Out The Door, In The Bin: Littering As Lockdown Eases

9th June 2020

By Rebekah Tullis, Social Secretary

The Meadows, Edinburgh

Something that the current global pandemic has emphasised is the influence that human consumerism have on the planet. Even by March the nitrogen dioxide levels had dramatically decreased due to fewer car journeys and flights. 

During lockdown, green spaces were notably cleaner with a clear reduction of litter in our absence. However, the record-breaking sunshine across the UK as lockdown restrictions ease has seen a return to bad habits as many of us return to enjoying the great outdoors. Less than a few days into the easing of lockdown rules, our beautiful public spaces rapidly returned to their prior state. 

The Meadows in Edinburgh is - as residential families, students and visitors to the city will know - a frequently visited large public park. There are large waste bins which surround all sides of the park, yet somehow it is common for large abundances of litter to be left behind. This is not an issue limited to Edinburgh nor a new problem that has arisen from the recent pandemic - green spaces all around the UK are being polluted by sun-seekers.

Durdle Door, Dorset

Hackney, London

Now is the time to reconsider our consumerist, environmentally damaging pre-COVID behaviours. As lockdown restrictions are eased, replace the bad habit of littering with the good habit of disposing rubbish responsibly. It’s not hard!

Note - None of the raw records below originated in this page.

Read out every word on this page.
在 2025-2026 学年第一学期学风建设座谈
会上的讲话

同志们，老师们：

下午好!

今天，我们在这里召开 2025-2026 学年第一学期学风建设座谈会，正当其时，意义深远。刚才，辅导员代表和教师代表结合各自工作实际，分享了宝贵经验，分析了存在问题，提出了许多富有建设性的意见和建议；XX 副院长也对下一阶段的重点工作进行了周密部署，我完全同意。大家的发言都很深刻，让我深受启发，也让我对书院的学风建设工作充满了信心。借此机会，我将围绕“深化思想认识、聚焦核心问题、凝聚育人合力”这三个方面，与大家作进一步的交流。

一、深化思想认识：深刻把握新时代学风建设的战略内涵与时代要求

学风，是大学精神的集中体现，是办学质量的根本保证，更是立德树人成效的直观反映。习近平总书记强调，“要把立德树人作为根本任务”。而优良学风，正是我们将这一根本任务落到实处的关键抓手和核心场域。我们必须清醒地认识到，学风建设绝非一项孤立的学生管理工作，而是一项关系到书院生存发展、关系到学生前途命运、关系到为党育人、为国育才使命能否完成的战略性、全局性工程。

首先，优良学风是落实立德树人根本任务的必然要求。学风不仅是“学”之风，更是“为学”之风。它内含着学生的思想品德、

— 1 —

If rubbish bins are overflowing or absent, you can:

  • Hold onto your rubbish until you find an appropriate bin
  • Take your rubbish home with you and dispose of it there. 
  • Buy products with limited packaging in the first place or bring your own reusable containers.
  • Choose not to litter.

Littering is harmful for our planet and the animals that live on it (including us!) because: 

  • Litter is not recycled, so increases the amount of waste sent to landfills. This adds to methane levels and contaminates both soil and water.
  • Littering creates unattractive public spaces.
  • It can be harmful to wildlife.
  • It risks water pollution.

On a final, more light-hearted note:

Local parks and green spaces have been proven to improve our wellbeing. Research from Fields in Trust suggested that the wellbeing value associated with the frequent use of local parks and green spaces is worth more than £34 billion each year to the UK adult population. It said that regular park users also visited their GP less often, resulting in a saving to the NHS of £111 million every year and so overall improvements in both our physical and mental health!

So don’t hold back from enjoying the sun after lockdown, but just think about binning any litter after!